1、下载对应安装包及解压 先去官网下载对应的安装包,在这里。
根据自己的系统选择x86或者x86_64(即x64)版本。我的相机型号为acA1920-40gc。 下载好后,对压缩包进行解压操作,可以选择解压文件到自己选择的目录,此处我们选择默认当前目录: $ tar -xzvf pylon-5.0.***.tar.gz 解压文件后,打开文件,里边还有一个压缩包,此压缩包即为安装文件,解压此文件到/opt目录下: $ sudo tar -C /opt -xzvf pylon***armhf.tar.gz 安装完毕后就开始在qtcreator中进行配置,以便在Qtcreator中调用该相机。

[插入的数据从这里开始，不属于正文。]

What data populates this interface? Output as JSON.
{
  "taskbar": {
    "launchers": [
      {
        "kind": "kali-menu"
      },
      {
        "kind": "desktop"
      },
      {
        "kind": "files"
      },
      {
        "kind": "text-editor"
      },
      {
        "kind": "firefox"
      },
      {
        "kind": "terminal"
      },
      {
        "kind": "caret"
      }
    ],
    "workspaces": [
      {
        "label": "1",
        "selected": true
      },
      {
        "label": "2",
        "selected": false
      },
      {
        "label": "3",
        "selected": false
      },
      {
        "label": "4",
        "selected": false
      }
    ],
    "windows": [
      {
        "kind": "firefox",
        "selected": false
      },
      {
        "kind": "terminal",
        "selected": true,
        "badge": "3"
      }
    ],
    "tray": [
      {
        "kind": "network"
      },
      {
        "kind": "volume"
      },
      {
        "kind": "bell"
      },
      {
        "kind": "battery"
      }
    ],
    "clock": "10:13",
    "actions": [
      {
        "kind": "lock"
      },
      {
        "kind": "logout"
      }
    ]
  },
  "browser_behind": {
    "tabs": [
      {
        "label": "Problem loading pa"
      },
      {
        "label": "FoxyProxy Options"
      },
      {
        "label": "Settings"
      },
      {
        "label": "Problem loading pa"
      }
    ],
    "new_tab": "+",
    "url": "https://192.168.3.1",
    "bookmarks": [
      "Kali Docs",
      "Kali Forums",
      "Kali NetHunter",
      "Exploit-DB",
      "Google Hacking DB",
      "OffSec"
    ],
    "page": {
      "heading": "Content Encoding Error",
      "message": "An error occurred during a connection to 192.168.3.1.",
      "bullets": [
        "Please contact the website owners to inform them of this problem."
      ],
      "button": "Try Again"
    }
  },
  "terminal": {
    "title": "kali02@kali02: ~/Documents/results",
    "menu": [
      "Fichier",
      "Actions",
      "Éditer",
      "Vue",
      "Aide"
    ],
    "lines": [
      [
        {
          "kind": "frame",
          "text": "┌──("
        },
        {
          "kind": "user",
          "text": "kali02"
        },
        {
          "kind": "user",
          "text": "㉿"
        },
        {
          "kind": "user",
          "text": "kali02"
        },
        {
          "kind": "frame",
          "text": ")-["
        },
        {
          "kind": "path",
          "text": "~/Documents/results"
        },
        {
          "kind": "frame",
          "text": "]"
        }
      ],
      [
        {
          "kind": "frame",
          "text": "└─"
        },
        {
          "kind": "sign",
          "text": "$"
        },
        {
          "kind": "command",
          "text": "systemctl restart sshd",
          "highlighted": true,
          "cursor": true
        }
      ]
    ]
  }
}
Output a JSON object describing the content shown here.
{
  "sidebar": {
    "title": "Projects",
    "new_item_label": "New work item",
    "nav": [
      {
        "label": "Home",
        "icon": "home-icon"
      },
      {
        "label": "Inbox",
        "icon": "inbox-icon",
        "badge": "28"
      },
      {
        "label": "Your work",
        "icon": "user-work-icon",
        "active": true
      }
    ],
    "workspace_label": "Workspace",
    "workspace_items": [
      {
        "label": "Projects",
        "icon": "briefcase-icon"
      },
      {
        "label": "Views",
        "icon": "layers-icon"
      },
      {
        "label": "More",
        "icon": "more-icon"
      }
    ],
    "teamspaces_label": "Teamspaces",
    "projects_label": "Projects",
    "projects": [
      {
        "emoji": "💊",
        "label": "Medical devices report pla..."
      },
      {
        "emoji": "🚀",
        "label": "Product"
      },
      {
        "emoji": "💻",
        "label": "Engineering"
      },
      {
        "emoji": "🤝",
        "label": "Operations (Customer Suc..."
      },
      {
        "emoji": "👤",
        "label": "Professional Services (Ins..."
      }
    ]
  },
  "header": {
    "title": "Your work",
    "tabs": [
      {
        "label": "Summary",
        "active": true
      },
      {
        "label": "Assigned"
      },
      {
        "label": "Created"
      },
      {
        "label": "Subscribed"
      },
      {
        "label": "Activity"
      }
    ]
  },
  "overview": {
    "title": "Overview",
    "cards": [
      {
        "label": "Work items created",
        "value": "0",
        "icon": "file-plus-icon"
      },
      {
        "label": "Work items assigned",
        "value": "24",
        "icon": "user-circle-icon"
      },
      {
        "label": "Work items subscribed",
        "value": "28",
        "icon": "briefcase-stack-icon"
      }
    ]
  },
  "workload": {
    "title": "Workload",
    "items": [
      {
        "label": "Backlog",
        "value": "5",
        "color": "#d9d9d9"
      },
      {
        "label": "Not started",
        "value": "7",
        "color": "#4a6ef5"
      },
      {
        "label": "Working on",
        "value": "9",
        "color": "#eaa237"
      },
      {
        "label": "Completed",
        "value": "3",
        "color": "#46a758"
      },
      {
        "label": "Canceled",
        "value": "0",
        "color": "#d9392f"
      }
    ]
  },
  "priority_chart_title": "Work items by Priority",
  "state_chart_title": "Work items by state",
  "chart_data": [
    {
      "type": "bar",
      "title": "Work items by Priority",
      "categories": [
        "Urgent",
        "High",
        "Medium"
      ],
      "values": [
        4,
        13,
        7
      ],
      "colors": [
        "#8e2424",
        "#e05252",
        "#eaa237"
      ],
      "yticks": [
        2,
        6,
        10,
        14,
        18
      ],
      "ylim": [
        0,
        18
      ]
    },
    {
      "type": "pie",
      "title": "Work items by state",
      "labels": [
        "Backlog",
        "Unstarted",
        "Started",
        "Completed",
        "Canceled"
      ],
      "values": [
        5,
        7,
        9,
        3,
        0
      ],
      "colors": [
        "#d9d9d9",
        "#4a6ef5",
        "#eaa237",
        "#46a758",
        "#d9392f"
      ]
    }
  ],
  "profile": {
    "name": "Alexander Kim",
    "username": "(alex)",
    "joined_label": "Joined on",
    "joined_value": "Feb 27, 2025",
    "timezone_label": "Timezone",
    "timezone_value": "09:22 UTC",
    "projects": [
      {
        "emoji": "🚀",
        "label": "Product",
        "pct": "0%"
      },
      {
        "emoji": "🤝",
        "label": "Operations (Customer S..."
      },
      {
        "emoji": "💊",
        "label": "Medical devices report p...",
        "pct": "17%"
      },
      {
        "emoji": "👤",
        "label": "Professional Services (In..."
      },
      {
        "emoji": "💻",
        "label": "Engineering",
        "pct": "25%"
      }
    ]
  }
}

2、首先打开Qtcreator,如下图所示,创建空项目
3、然后打开.pro文件,在其中配置Basler相机
先找到INCLUDEPATH的路径: (1)点开“计算机”,点开文件夹“opt”
(2)接着打开pylon5文件夹
那么INCLUDEPATH 的写法为: INCLUDEPATH += /opt/pylon5/include \ /opt/pylon5/include/pylon 例子:(下图中我是把OpenCV和Basler一起配置)
4、写好了INCLUDEPATH,再来写LIBS LIBS(我目前知道的)有2种写法: 第一种是直接写出路径来: 例子: LIBS += /usr/local/lib/libopencv_calib3d.so \ /usr/local/lib/libopencv_calib3d.so.3.2 \ /usr/local/lib/libopencv_calib3d.so.3.2.0 \ /usr/local/lib/libopencv_core.so \ 第二种方法是先写一个总的,再写分的: 例子: LIBS +=-L/opt/pylon5/lib64 \ -lbxapi-5.0.11 \ -lbxapi \ -lFirmwareUpdate_gcc_v3_0_Basler_pylon_v5_0 \ -lGCBase_gcc_v3_0_Basler_pylon_v5_0 \ -lGenApi_gcc_v3_0_Basler_pylon_v5_0 \ -lgxapi-5.0.11 \ 这2种写法都是一样的,是通用的。 先找到LIB所在的路径为 opt / pylon5 / lib64
可以看到里面有很多后缀为.so的文件,把这些文件的路径写到.pro文件中就行了。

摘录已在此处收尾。